Terms and Conditions
This Agreement is made by and between Web Propel, a company incorporated in England and having its registered office and you, the Client.
- DEFINITIONS
- “Agreement” means these terms and conditions of supply as amended from time to time;
- “Hosting Services” means the services to be provided by Web Propel to Client pursuant to this Agreement as detailed in Schedule 1, as amended from time to time;
- “Website” means Client’s website or websites developed by Web Propel for Client.
- “Servers” means the computer equipment and software used by Web Propel to host the Website or any item or items thereof from time to time;
- “Internet” means an interconnected system of networks that connects computers around the world via the TCP/IP protocol to facilitate data transmission and exchange.
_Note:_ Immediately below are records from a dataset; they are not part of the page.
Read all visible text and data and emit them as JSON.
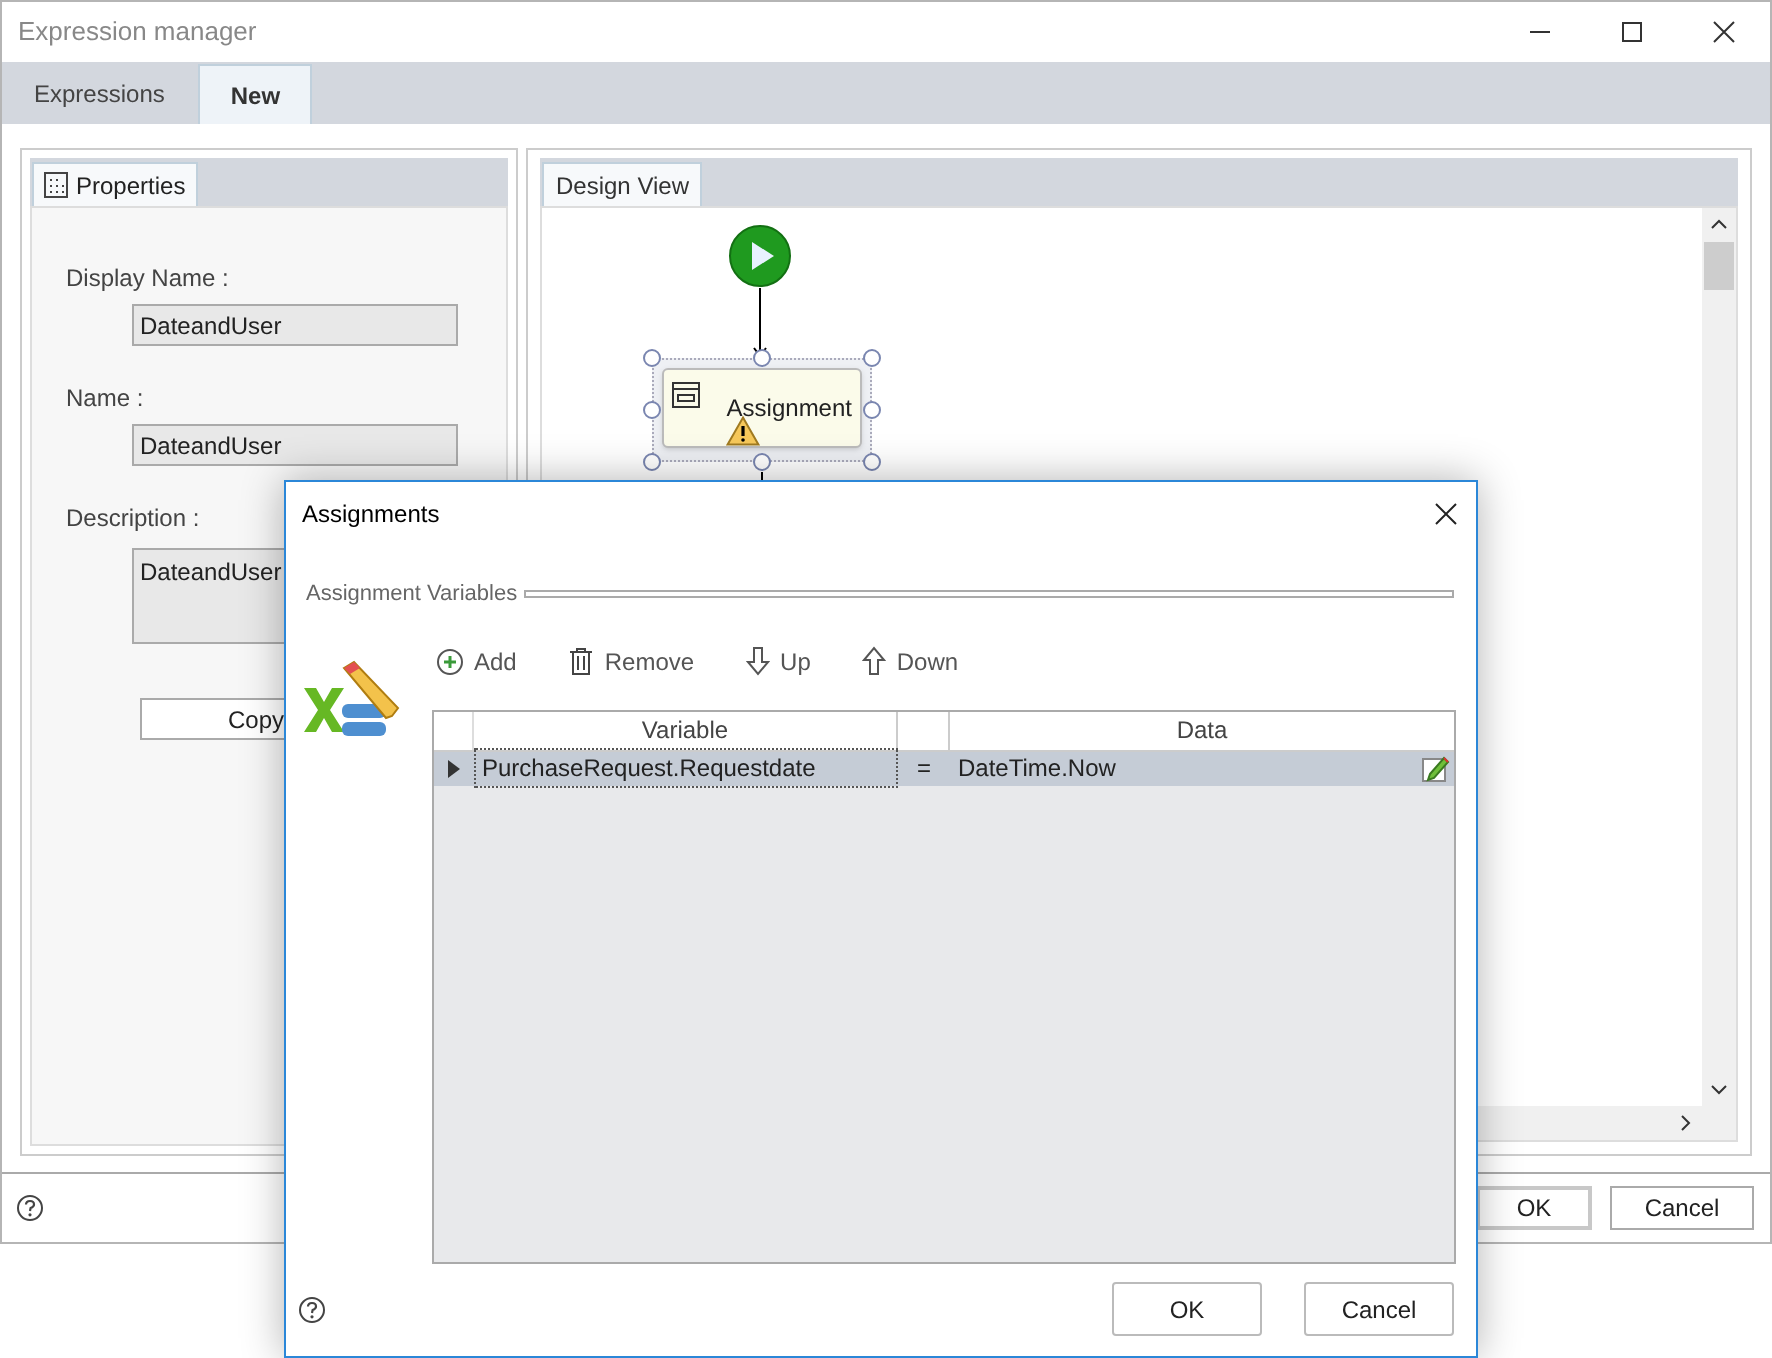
{
  "window": {
    "title": "Expression manager"
  },
  "tabs": [
    {
      "label": "Expressions",
      "selected": false
    },
    {
      "label": "New",
      "selected": true
    }
  ],
  "properties_panel": {
    "tab": "Properties",
    "fields": [
      {
        "label": "Display Name :",
        "value": "DateandUser",
        "kind": "text"
      },
      {
        "label": "Name :",
        "value": "DateandUser",
        "kind": "text"
      },
      {
        "label": "Description :",
        "value": "DateandUser",
        "kind": "multiline"
      }
    ],
    "button": "Copy"
  },
  "design_view": {
    "tab": "Design View",
    "node": {
      "label": "Assignment",
      "selected": true,
      "warning": true
    }
  },
  "footer": {
    "buttons": [
      "OK",
      "Cancel"
    ]
  },
  "dialog": {
    "title": "Assignments",
    "group": "Assignment Variables",
    "toolbar": [
      {
        "label": "Add",
        "kind": "add"
      },
      {
        "label": "Remove",
        "kind": "remove"
      },
      {
        "label": "Up",
        "kind": "up"
      },
      {
        "label": "Down",
        "kind": "down"
      }
    ],
    "columns": [
      "Variable",
      "Data"
    ],
    "rows": [
      {
        "variable": "PurchaseRequest.Requestdate",
        "operator": "=",
        "data": "DateTime.Now",
        "selected": true
      }
    ],
    "buttons": [
      "OK",
      "Cancel"
    ]
  }
}
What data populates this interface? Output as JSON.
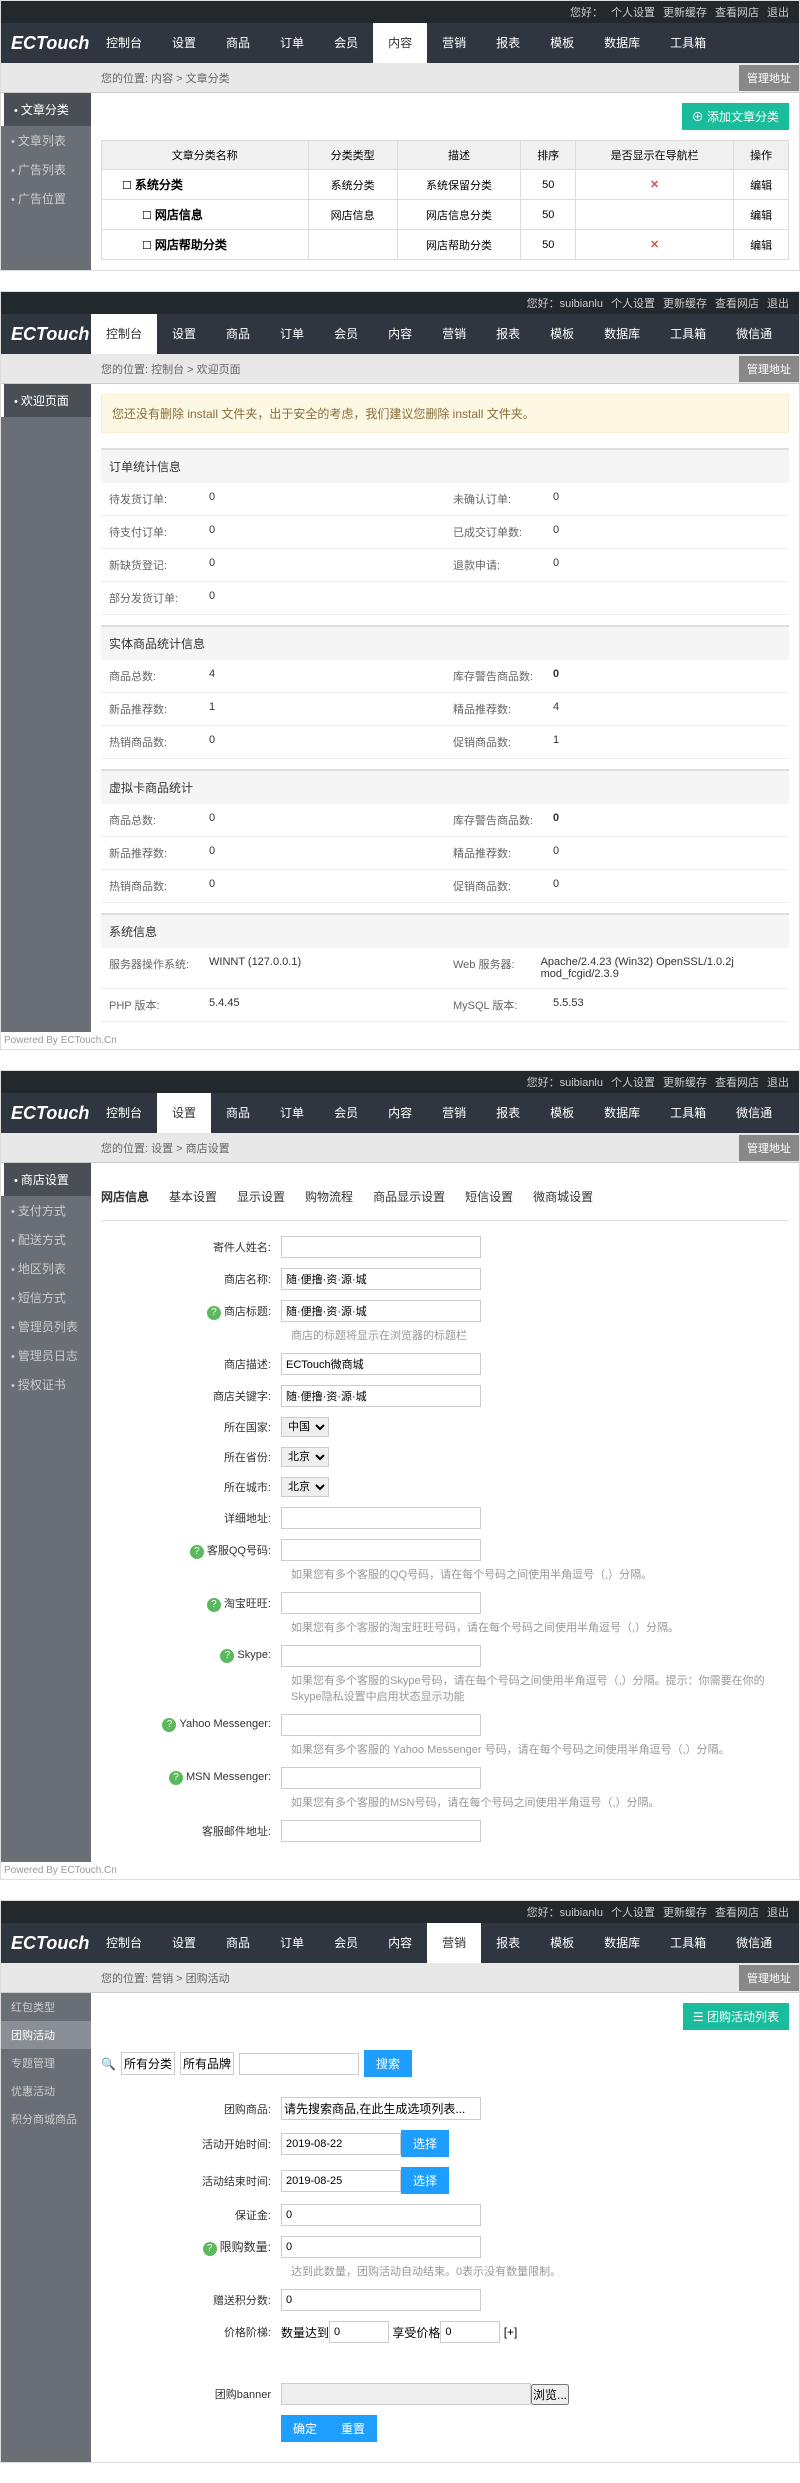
{
  "topbar": {
    "greeting1": "您好：",
    "greeting2": "您好：suibianlu",
    "links": [
      "个人设置",
      "更新缓存",
      "查看网店",
      "退出"
    ]
  },
  "logo": "ECTouch",
  "nav": [
    "控制台",
    "设置",
    "商品",
    "订单",
    "会员",
    "内容",
    "营销",
    "报表",
    "模板",
    "数据库",
    "工具箱",
    "微信通"
  ],
  "admin_btn": "管理地址",
  "shot1": {
    "active_nav": "内容",
    "breadcrumb": "您的位置: 内容 > 文章分类",
    "side_head": "文章分类",
    "side_items": [
      "文章列表",
      "广告列表",
      "广告位置"
    ],
    "add_btn": "添加文章分类",
    "headers": [
      "文章分类名称",
      "分类类型",
      "描述",
      "排序",
      "是否显示在导航栏",
      "操作"
    ],
    "rows": [
      {
        "name": "系统分类",
        "type": "系统分类",
        "desc": "系统保留分类",
        "sort": "50",
        "nav": "✕",
        "op": "编辑"
      },
      {
        "name": "网店信息",
        "type": "网店信息",
        "desc": "网店信息分类",
        "sort": "50",
        "nav": "",
        "op": "编辑"
      },
      {
        "name": "网店帮助分类",
        "type": "",
        "desc": "网店帮助分类",
        "sort": "50",
        "nav": "✕",
        "op": "编辑"
      }
    ]
  },
  "shot2": {
    "active_nav": "控制台",
    "breadcrumb": "您的位置: 控制台 > 欢迎页面",
    "side_head": "欢迎页面",
    "warning": "您还没有删除 install 文件夹，出于安全的考虑，我们建议您删除 install 文件夹。",
    "sec1": "订单统计信息",
    "sec1_rows": [
      {
        "l1": "待发货订单:",
        "v1": "0",
        "l2": "未确认订单:",
        "v2": "0"
      },
      {
        "l1": "待支付订单:",
        "v1": "0",
        "l2": "已成交订单数:",
        "v2": "0"
      },
      {
        "l1": "新缺货登记:",
        "v1": "0",
        "l2": "退款申请:",
        "v2": "0"
      },
      {
        "l1": "部分发货订单:",
        "v1": "0",
        "l2": "",
        "v2": ""
      }
    ],
    "sec2": "实体商品统计信息",
    "sec2_rows": [
      {
        "l1": "商品总数:",
        "v1": "4",
        "l2": "库存警告商品数:",
        "v2": "0",
        "red2": true
      },
      {
        "l1": "新品推荐数:",
        "v1": "1",
        "l2": "精品推荐数:",
        "v2": "4"
      },
      {
        "l1": "热销商品数:",
        "v1": "0",
        "l2": "促销商品数:",
        "v2": "1"
      }
    ],
    "sec3": "虚拟卡商品统计",
    "sec3_rows": [
      {
        "l1": "商品总数:",
        "v1": "0",
        "l2": "库存警告商品数:",
        "v2": "0",
        "red2": true
      },
      {
        "l1": "新品推荐数:",
        "v1": "0",
        "l2": "精品推荐数:",
        "v2": "0"
      },
      {
        "l1": "热销商品数:",
        "v1": "0",
        "l2": "促销商品数:",
        "v2": "0"
      }
    ],
    "sec4": "系统信息",
    "sec4_rows": [
      {
        "l1": "服务器操作系统:",
        "v1": "WINNT (127.0.0.1)",
        "l2": "Web 服务器:",
        "v2": "Apache/2.4.23 (Win32) OpenSSL/1.0.2j mod_fcgid/2.3.9"
      },
      {
        "l1": "PHP 版本:",
        "v1": "5.4.45",
        "l2": "MySQL 版本:",
        "v2": "5.5.53"
      }
    ],
    "credit": "Powered By ECTouch.Cn"
  },
  "shot3": {
    "active_nav": "设置",
    "breadcrumb": "您的位置: 设置 > 商店设置",
    "side_head": "商店设置",
    "side_items": [
      "支付方式",
      "配送方式",
      "地区列表",
      "短信方式",
      "管理员列表",
      "管理员日志",
      "授权证书"
    ],
    "tabs": [
      "网店信息",
      "基本设置",
      "显示设置",
      "购物流程",
      "商品显示设置",
      "短信设置",
      "微商城设置"
    ],
    "form": {
      "f1": {
        "label": "寄件人姓名:",
        "value": ""
      },
      "f2": {
        "label": "商店名称:",
        "value": "随·便撸·资·源·城"
      },
      "f3": {
        "label": "商店标题:",
        "value": "随·便撸·资·源·城",
        "help": true,
        "hint": "商店的标题将显示在浏览器的标题栏"
      },
      "f4": {
        "label": "商店描述:",
        "value": "ECTouch微商城"
      },
      "f5": {
        "label": "商店关键字:",
        "value": "随·便撸·资·源·城"
      },
      "f6": {
        "label": "所在国家:",
        "value": "中国"
      },
      "f7": {
        "label": "所在省份:",
        "value": "北京"
      },
      "f8": {
        "label": "所在城市:",
        "value": "北京"
      },
      "f9": {
        "label": "详细地址:",
        "value": ""
      },
      "f10": {
        "label": "客服QQ号码:",
        "value": "",
        "help": true,
        "hint": "如果您有多个客服的QQ号码，请在每个号码之间使用半角逗号（,）分隔。"
      },
      "f11": {
        "label": "淘宝旺旺:",
        "value": "",
        "help": true,
        "hint": "如果您有多个客服的淘宝旺旺号码，请在每个号码之间使用半角逗号（,）分隔。"
      },
      "f12": {
        "label": "Skype:",
        "value": "",
        "help": true,
        "hint": "如果您有多个客服的Skype号码，请在每个号码之间使用半角逗号（,）分隔。提示：你需要在你的Skype隐私设置中启用状态显示功能"
      },
      "f13": {
        "label": "Yahoo Messenger:",
        "value": "",
        "help": true,
        "hint": "如果您有多个客服的 Yahoo Messenger 号码，请在每个号码之间使用半角逗号（,）分隔。"
      },
      "f14": {
        "label": "MSN Messenger:",
        "value": "",
        "help": true,
        "hint": "如果您有多个客服的MSN号码，请在每个号码之间使用半角逗号（,）分隔。"
      },
      "f15": {
        "label": "客服邮件地址:",
        "value": ""
      }
    },
    "credit": "Powered By ECTouch.Cn"
  },
  "shot4": {
    "active_nav": "营销",
    "breadcrumb": "您的位置: 营销 > 团购活动",
    "side_items": [
      "红包类型",
      "团购活动",
      "专题管理",
      "优惠活动",
      "积分商城商品"
    ],
    "list_btn": "团购活动列表",
    "search": {
      "all_cat": "所有分类",
      "all_brand": "所有品牌",
      "btn": "搜索"
    },
    "form": {
      "f1": {
        "label": "团购商品:",
        "value": "请先搜索商品,在此生成选项列表..."
      },
      "f2": {
        "label": "活动开始时间:",
        "value": "2019-08-22",
        "btn": "选择"
      },
      "f3": {
        "label": "活动结束时间:",
        "value": "2019-08-25",
        "btn": "选择"
      },
      "f4": {
        "label": "保证金:",
        "value": "0"
      },
      "f5": {
        "label": "限购数量:",
        "value": "0",
        "help": true,
        "hint": "达到此数量，团购活动自动结束。0表示没有数量限制。"
      },
      "f6": {
        "label": "赠送积分数:",
        "value": "0"
      },
      "f7": {
        "label": "价格阶梯:",
        "qty_label": "数量达到",
        "qty": "0",
        "price_label": "享受价格",
        "price": "0",
        "add": "[+]"
      },
      "f8": {
        "label": "团购banner",
        "browse": "浏览..."
      },
      "submit": "确定",
      "reset": "重置"
    }
  }
}
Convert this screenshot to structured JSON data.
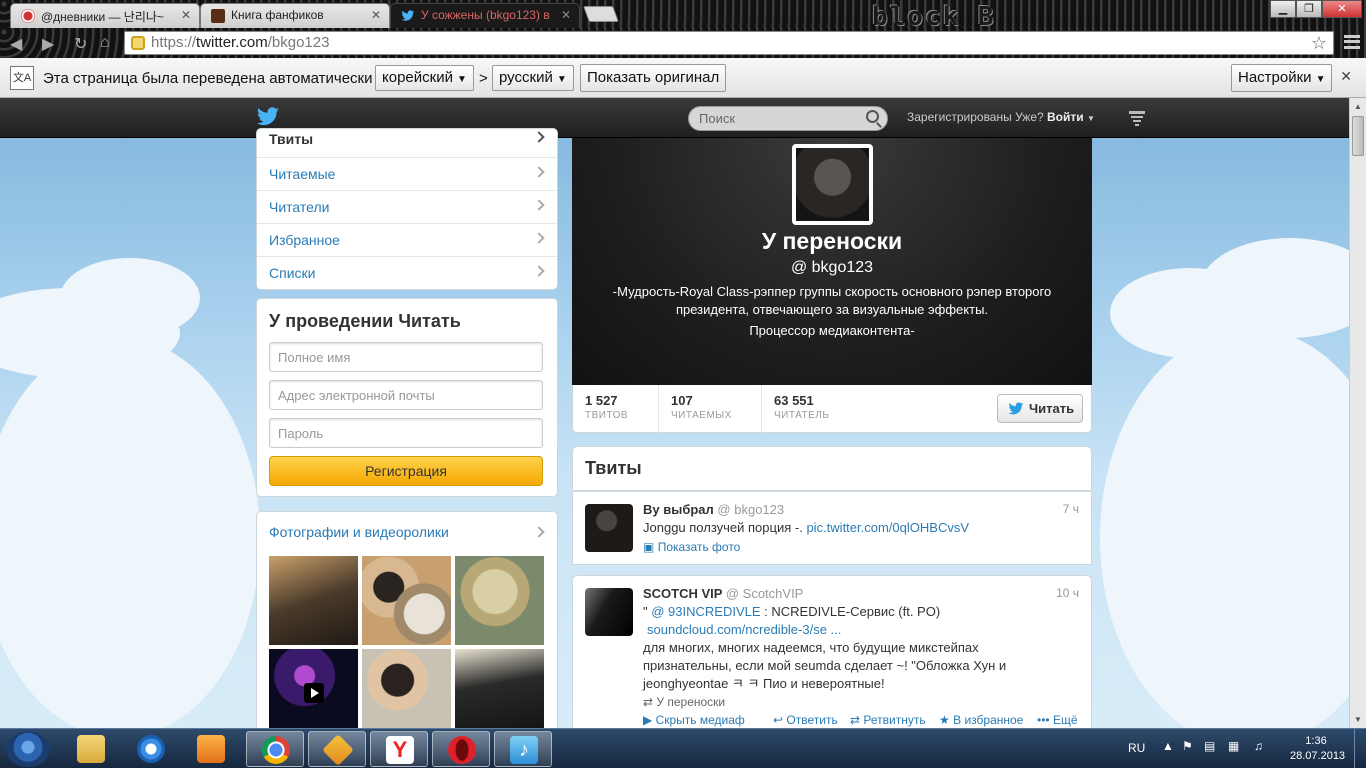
{
  "browser": {
    "tabs": [
      {
        "title": "@дневники — 난리나~",
        "active": false
      },
      {
        "title": "Книга фанфиков",
        "active": false
      },
      {
        "title": "У сожжены (bkgo123) в",
        "active": true
      }
    ],
    "brand_logo": "block B",
    "url_scheme": "https://",
    "url_host": "twitter.com",
    "url_path": "/bkgo123",
    "translate_bar": {
      "message": "Эта страница была переведена автоматически",
      "from_lang": "корейский",
      "separator": ">",
      "to_lang": "русский",
      "show_original": "Показать оригинал",
      "settings": "Настройки"
    }
  },
  "twitter": {
    "search_placeholder": "Поиск",
    "login_question": "Зарегистрированы Уже?",
    "login_label": "Войти",
    "nav": [
      {
        "label": "Твиты"
      },
      {
        "label": "Читаемые"
      },
      {
        "label": "Читатели"
      },
      {
        "label": "Избранное"
      },
      {
        "label": "Списки"
      }
    ],
    "signup": {
      "title": "У проведении Читать",
      "name_placeholder": "Полное имя",
      "email_placeholder": "Адрес электронной почты",
      "password_placeholder": "Пароль",
      "button": "Регистрация"
    },
    "media_title": "Фотографии и видеоролики",
    "profile": {
      "name": "У переноски",
      "handle": "@ bkgo123",
      "bio": "-Мудрость-Royal Class-рэппер группы скорость основного рэпер второго президента, отвечающего за визуальные эффекты.",
      "bio2": "Процессор медиаконтента-"
    },
    "stats": [
      {
        "value": "1 527",
        "label": "ТВИТОВ"
      },
      {
        "value": "107",
        "label": "ЧИТАЕМЫХ"
      },
      {
        "value": "63 551",
        "label": "ЧИТАТЕЛЬ"
      }
    ],
    "follow_button": "Читать",
    "tweets_header": "Твиты",
    "tweets": [
      {
        "name": "Ву выбрал",
        "handle": "@ bkgo123",
        "time": "7 ч",
        "text": "Jonggu ползучей порция -.",
        "link": "pic.twitter.com/0qlOHBCvsV",
        "show_photo": "Показать фото"
      },
      {
        "name": "SCOTCH VIP",
        "handle": "@ ScotchVIP",
        "time": "10 ч",
        "quote_open": "\"",
        "mention": "@ 93INCREDIVLE",
        "line1_rest": ": NCREDIVLE-Сервис (ft. PO)",
        "link": "soundcloud.com/ncredible-3/se ...",
        "body": "для многих, многих надеемся, что будущие микстейпах признательны, если мой seumda сделает ~! \"Обложка Хун и jeonghyeontae ㅋ ㅋ Пио и невероятные!",
        "retweeted_by": "У переноски",
        "actions": {
          "hide_media": "Скрыть медиаф",
          "reply": "Ответить",
          "retweet": "Ретвитнуть",
          "favorite": "В избранное",
          "more": "Ещё"
        }
      }
    ]
  },
  "taskbar": {
    "language": "RU",
    "time": "1:36",
    "date": "28.07.2013"
  },
  "colors": {
    "twitter_blue": "#2a7bb5",
    "signup_yellow": "#f5a800",
    "sky": "#a9d1ee"
  }
}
- “Availability” means the availability of Client’s Website via the Internet, demonstrated by means of either a ping or HTTP request to the homepage, records of which shall be maintained by Web Propel and shall be evidence of availability in the event of a dispute.
- “Downtime” means in respect of any month the total time during which Client’s Website is not available via the Internet; for purposes of this provision Downtime excludes:
- any period of essential maintenance, announced by Web Propel at least 48 hours in advance of the maintenance commencing and agreed by Client;
- any period during which any service or Website is unavailable as a direct consequence of any breach of the Agreement by Client, the negligence of Client or its employees, servants or agents, any defect in any of the Websites (other than any defect caused by an act or omission of Web Propel), any incompatibility between platform software and content and any defect in any software provided by Client to Web Propel under the Agreement.
Any period of Downtime is deemed to commence from the time Client reports it in writing to Web Propel, or time Web Propel notes the fault, until Web Propel resolves the incident.
- “Fees” means the fees payable by Client for the design, development and installation of the Deliverables and the provision of the Services under this Agreement and set out in Schedule 1 of this Agreement, as amended from time to time;
- “Intellectual Property” means all copyright and other intellectual property rights, howsoever arising and in whatever media, whether or not registered, including (without limitation) patents, trademarks, service marks, trade names, registered design, domain names and any applications for the protection or registration of these rights and all renewals and extensions thereof throughout the world;
- “Materials” means all materials owned by a party used in the provision of Hosting Services, including operating systems and software programmes.
- Unless the context requires otherwise words in the singular include the plural and vice versa and words for any gender shall include all genders. Reference to persons includes a body corporate.
- Reference to any statute or statutory provision includes a reference to statutory instruments and orders made further to it and includes consolidations or amendments or modifications or re-enactments.
- The headings are inserted for convenience only and shall not affect the construction of this Agreement.
- Unless otherwise stated a reference to a Clause or a Schedule or a party is a reference to a Clause in or a Schedule to or a party to this Agreement.
- Reference to writing includes any method of reproducing words in a legible and non-transitory form.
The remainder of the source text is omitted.